I vaguely remember reading some years ago that the claim that there is no "added lead" doesn't mean that there isn't any already existing lead in the clay. But I may be confusing that with slow cookers in general.

Also, check out the Amazon reviews. It sounds like the clay may be fragile and one reviewer reported that her clay got moldy.

Yikes!!

~Cath


----------



## dtomlinson (Nov 26, 2012)

Cath, I believe you are right. One Amazon user put the following quote in her product review for the Dr. Weil 9801 7-qt Slow Cooker, in which the company itself purports that there IS naturally occurring lead in clay. I've underlined this section below. The Dr. Weil moderator also said however that there is no lead used in the company's glaze.

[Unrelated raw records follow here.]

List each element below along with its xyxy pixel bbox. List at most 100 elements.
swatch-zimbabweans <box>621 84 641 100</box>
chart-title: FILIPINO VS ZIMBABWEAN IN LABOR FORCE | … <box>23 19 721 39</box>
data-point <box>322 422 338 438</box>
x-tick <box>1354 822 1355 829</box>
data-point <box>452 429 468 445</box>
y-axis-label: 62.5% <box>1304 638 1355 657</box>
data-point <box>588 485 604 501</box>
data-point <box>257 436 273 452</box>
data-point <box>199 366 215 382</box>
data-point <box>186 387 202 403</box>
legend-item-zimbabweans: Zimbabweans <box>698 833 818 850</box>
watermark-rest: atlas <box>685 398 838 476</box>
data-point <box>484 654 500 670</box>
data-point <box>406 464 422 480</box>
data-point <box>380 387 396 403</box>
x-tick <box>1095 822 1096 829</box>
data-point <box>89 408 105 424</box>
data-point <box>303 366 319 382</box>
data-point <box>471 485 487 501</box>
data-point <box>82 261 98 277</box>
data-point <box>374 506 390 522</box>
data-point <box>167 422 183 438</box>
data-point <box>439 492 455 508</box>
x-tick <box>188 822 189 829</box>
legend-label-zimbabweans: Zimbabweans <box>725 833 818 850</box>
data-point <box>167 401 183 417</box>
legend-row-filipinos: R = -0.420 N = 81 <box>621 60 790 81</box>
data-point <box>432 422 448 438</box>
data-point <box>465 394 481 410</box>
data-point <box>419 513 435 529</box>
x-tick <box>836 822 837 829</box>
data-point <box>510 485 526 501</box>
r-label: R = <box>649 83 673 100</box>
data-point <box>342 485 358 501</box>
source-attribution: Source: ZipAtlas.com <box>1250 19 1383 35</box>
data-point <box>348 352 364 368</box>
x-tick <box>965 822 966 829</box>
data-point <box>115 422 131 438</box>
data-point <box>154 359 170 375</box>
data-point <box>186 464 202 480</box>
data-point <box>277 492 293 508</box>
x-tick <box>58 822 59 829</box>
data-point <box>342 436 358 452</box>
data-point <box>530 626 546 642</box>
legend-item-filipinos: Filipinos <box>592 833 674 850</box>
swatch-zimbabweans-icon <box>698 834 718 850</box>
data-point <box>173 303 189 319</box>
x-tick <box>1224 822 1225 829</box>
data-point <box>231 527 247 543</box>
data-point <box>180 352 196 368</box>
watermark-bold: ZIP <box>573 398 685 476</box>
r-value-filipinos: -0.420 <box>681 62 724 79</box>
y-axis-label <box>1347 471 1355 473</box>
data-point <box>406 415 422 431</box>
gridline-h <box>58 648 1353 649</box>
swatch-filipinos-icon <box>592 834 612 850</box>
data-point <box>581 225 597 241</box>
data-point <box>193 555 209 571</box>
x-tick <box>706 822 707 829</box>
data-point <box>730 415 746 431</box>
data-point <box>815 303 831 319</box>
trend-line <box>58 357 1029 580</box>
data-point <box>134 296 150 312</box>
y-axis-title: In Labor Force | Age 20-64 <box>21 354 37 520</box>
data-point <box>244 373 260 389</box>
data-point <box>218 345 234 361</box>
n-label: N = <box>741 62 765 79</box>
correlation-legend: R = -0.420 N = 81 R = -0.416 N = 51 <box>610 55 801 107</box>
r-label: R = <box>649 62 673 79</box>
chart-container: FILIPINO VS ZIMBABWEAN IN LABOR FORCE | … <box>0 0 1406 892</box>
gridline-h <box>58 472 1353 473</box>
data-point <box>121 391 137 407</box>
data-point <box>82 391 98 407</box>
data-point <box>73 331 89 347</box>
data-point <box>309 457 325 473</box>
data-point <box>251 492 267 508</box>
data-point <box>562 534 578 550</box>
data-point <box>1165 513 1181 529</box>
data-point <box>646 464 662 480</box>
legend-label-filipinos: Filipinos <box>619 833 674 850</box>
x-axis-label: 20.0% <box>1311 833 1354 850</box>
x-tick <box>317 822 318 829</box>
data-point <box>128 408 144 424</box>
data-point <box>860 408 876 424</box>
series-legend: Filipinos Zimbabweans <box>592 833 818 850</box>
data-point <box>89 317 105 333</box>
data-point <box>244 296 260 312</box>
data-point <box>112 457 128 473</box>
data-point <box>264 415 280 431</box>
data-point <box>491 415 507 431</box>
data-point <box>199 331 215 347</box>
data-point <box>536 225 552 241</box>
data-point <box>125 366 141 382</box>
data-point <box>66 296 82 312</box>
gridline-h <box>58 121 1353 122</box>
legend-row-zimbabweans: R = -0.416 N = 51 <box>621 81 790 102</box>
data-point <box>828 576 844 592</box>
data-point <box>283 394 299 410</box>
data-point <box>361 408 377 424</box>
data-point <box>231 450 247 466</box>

This was from a site moderator with whom the reviewer spoke: "The Dr. Weil Slow Cooker utilizes a ceramic crock with a hardened glaze. All ceramics contain a minute amount of naturally occurring lead. The glaze coating prevents any of the materials, including the very minute amount of lead from entering the food. There is no lead used in the body or any of the parts of the slow cooker or in the glaze. This product is completely food safe and FDA approved. If for any reason the crock chips or breaks, it is still safe by FDA standards, but you may feel more comfortable throwing it away and we will replace the crock."

Her full Amazon product review can be found here: http://www.amazon.com/review/R25TQBSKF5GNGZ

I'm interested in buying one of these and doing some testing on it. It's literally the only one I've found that can even begin to be recommended.


----------